Changes to Delran’s 2019 Road Program allows for a quicker and more cost-efficient process

Delran’s 2019 Road Program is in its final stages of ironing out details before the road work begins.

Delran’s 2019 Road Program is in its final stages of ironing out details before the work begins. Over the years, the township has tweaked the process in the road program to create a better infrastructure.

This year, the township will be redoing six roads. These roads include Diane Avenue between Patricia Avenue and Swedes Run Drive, the entire length of Patricia Avenue, River Drive between Norman Avenue and Chester Avenue, the entire length of Norman Avenue and Lake Street, and, lastly, Wills Street beginning at Pancoast Boulevard and going to the end.

According to Councilman Tyler Burrell, the way the township picks which streets to redo has evolved over the last few years. Previously, road improvements were quite political, but three major changes have improved the process.

“Previously, the way roads that needed to be redone were picked was based on who someone knew on the council,” said Burrell. “Council also cared about spreading out the roads into each ward.”

Working with limited resources and wanting to take politics out of the equation, the council employed three changes. Those changes would include incorporating a tier system, a public works official and the township engineer.

The public works official and the township engineer provide information on the roads that absolutely need to be redone. They provide information based on environmental concerns as well as the type of work that needs to be done – for example, a mill and overlay or a full reconstruction. The difference between the two is whether just the top of the street needs to be repaved or if the core of the street has to be reconstructed.

The tier program separates the roads into three categories Tier one are the roads in the most critical condition. These are the roads that the council will address first. Tier two are roads that can be fixed, but are not in dire need at the time of picking the roads to do. Also, tier three are all of the other roads within the township.

“By doing the road program this way, we have taken the politics out of it,” said Burrell. “Also, instead of spreading the roads out into different wards, it is more cost-efficient to do roads that connect or are closer together.”
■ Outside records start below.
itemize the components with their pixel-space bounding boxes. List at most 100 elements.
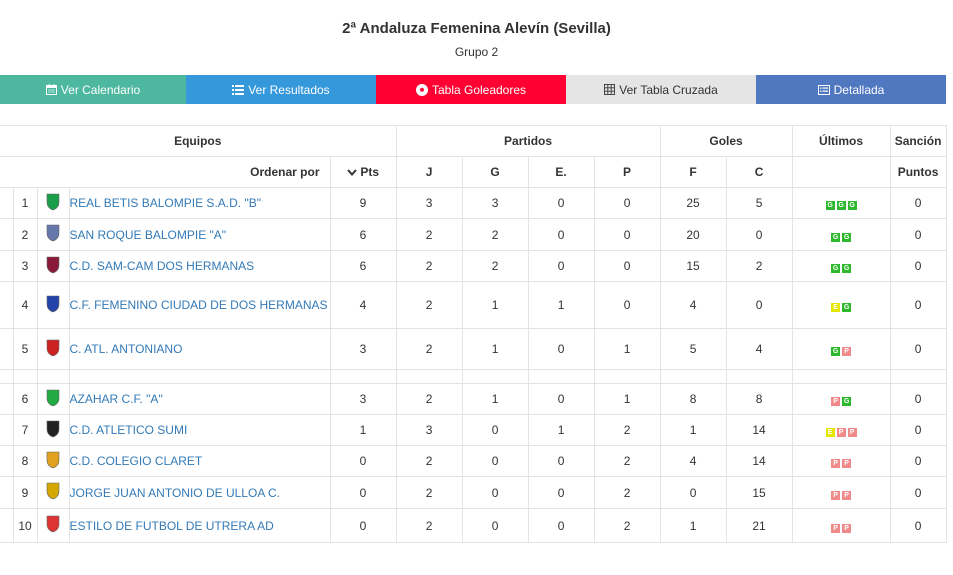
points-cell: 4: [329, 281, 397, 329]
soccer-ball-icon: [415, 83, 428, 96]
row-margin-cell: [0, 218, 14, 251]
goals-against-cell: 15: [725, 476, 793, 509]
won-cell: 2: [461, 250, 529, 282]
points-cell: 6: [329, 250, 397, 282]
result-badge: P: [842, 347, 852, 356]
result-badge: G: [831, 347, 841, 356]
ultimos-subheader: [791, 156, 891, 188]
played-cell: 2: [395, 281, 463, 329]
drawn-cell: 0: [527, 508, 595, 543]
lost-cell: 0: [593, 218, 661, 251]
goals-against-cell: 21: [725, 508, 793, 543]
goals-for-cell: 15: [659, 250, 727, 282]
position-cell: 3: [12, 250, 38, 282]
team-link[interactable]: REAL BETIS BALOMPIE S.A.D. "B": [69, 196, 261, 210]
sanction-points-cell: 0: [889, 476, 947, 509]
team-name-cell: C.F. FEMENINO CIUDAD DE DOS HERMANAS: [68, 281, 331, 329]
row-margin-cell: [0, 383, 14, 415]
table-row: 2 SAN ROQUE BALOMPIE "A" 6 2 2 0 0 20 0 G G 0: [0, 218, 947, 251]
result-badge: G: [825, 201, 835, 210]
team-link[interactable]: C. ATL. ANTONIANO: [69, 342, 183, 356]
played-cell: 3: [395, 187, 463, 219]
sanction-points-cell: 0: [889, 218, 947, 251]
team-name-cell: REAL BETIS BALOMPIE S.A.D. "B": [68, 187, 331, 219]
drawn-cell: 1: [527, 414, 595, 446]
results-button-label: Ver Resultados: [248, 82, 330, 97]
pts-sort-header[interactable]: Pts: [329, 156, 397, 188]
lost-cell: 1: [593, 328, 661, 370]
table-row: 6 AZAHAR C.F. "A" 3 2 1 0 1 8 8 P G 0: [0, 383, 947, 415]
won-cell: 1: [461, 328, 529, 370]
lost-cell: 2: [593, 414, 661, 446]
played-cell: 2: [395, 250, 463, 282]
team-name-cell: C. ATL. ANTONIANO: [68, 328, 331, 370]
row-margin-cell: [0, 250, 14, 282]
scorers-button[interactable]: Tabla Goleadores: [376, 75, 566, 104]
nav-toolbar: Ver Calendario Ver Resultados Tabla Gole…: [0, 75, 946, 104]
team-crest-icon: [46, 389, 60, 406]
g-header: G: [461, 156, 529, 188]
won-cell: 0: [461, 414, 529, 446]
column-header-row: Ordenar por Pts J G E. P F C Puntos: [0, 156, 947, 188]
result-badge: P: [831, 397, 841, 406]
team-crest-icon: [46, 515, 60, 533]
team-link[interactable]: C.D. ATLETICO SUMI: [69, 423, 188, 437]
team-crest-icon: [46, 482, 60, 500]
team-crest-icon: [46, 339, 60, 356]
goals-against-cell: 14: [725, 445, 793, 477]
detailed-button[interactable]: Detallada: [756, 75, 946, 104]
team-name-cell: ESTILO DE FUTBOL DE UTRERA AD: [68, 508, 331, 543]
team-link[interactable]: C.F. FEMENINO CIUDAD DE DOS HERMANAS: [69, 298, 328, 312]
table-row: 10 ESTILO DE FUTBOL DE UTRERA AD 0 2 0 0 2 1 21 P…: [0, 508, 947, 543]
goals-against-cell: 2: [725, 250, 793, 282]
calendar-button[interactable]: Ver Calendario: [0, 75, 186, 104]
position-cell: 2: [12, 218, 38, 251]
goals-for-cell: 0: [659, 476, 727, 509]
table-row: 3 C.D. SAM-CAM DOS HERMANAS 6 2 2 0 0 15 2 G G 0: [0, 250, 947, 282]
grid-icon: [604, 84, 616, 95]
lost-cell: 2: [593, 508, 661, 543]
result-badge: G: [842, 232, 852, 242]
team-link[interactable]: JORGE JUAN ANTONIO DE ULLOA C.: [69, 485, 281, 500]
team-link[interactable]: C.D. COLEGIO CLARET: [69, 454, 203, 468]
result-badge: G: [842, 303, 852, 312]
calendar-button-label: Ver Calendario: [60, 82, 141, 97]
goals-against-cell: 5: [725, 187, 793, 219]
lost-cell: 2: [593, 445, 661, 477]
crest-cell: [36, 476, 70, 509]
sanction-points-cell: 0: [889, 187, 947, 219]
team-name-cell: SAN ROQUE BALOMPIE "A": [68, 218, 331, 251]
group-subtitle: Grupo 2: [454, 45, 499, 59]
goals-against-cell: 0: [725, 218, 793, 251]
team-crest-icon: [46, 420, 60, 437]
won-cell: 0: [461, 508, 529, 543]
table-row: 8 C.D. COLEGIO CLARET 0 2 0 0 2 4 14 P P 0: [0, 445, 947, 477]
result-badge: P: [847, 428, 857, 437]
crest-cell: [36, 281, 70, 329]
goals-against-cell: 4: [725, 328, 793, 370]
team-link[interactable]: SAN ROQUE BALOMPIE "A": [69, 227, 227, 242]
cross-table-button[interactable]: Ver Tabla Cruzada: [566, 75, 756, 104]
result-badge: P: [842, 490, 852, 500]
crest-cell: [36, 383, 70, 415]
team-link[interactable]: C.D. SAM-CAM DOS HERMANAS: [69, 259, 255, 273]
points-cell: 0: [329, 445, 397, 477]
goals-against-cell: 14: [725, 414, 793, 446]
results-button[interactable]: Ver Resultados: [186, 75, 376, 104]
table-row: 4 C.F. FEMENINO CIUDAD DE DOS HERMANAS 4 2 1…: [0, 281, 947, 329]
sanction-points-cell: 0: [889, 445, 947, 477]
spacer-cell: [0, 369, 14, 384]
sanction-points-cell: 0: [889, 508, 947, 543]
team-name-cell: C.D. COLEGIO CLARET: [68, 445, 331, 477]
team-link[interactable]: ESTILO DE FUTBOL DE UTRERA AD: [69, 518, 274, 533]
team-link[interactable]: AZAHAR C.F. "A": [69, 392, 163, 406]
According to Burrell, the reason the township is doing these groups of roads this year is because the county is also planning to add a park trail. Therefore, instead of doing the road work last year and then the county comes and redoes areas that were just done, it would be cost-efficient to do it at the same time.

This year, the road program is looking to be finished before the end of the year. Typically, the road program would not happen until the spring of the following year, but the council is working quickly to complete the project within the same year. This all depends on how the weather will hold up. More information will be reported as the project looms closer.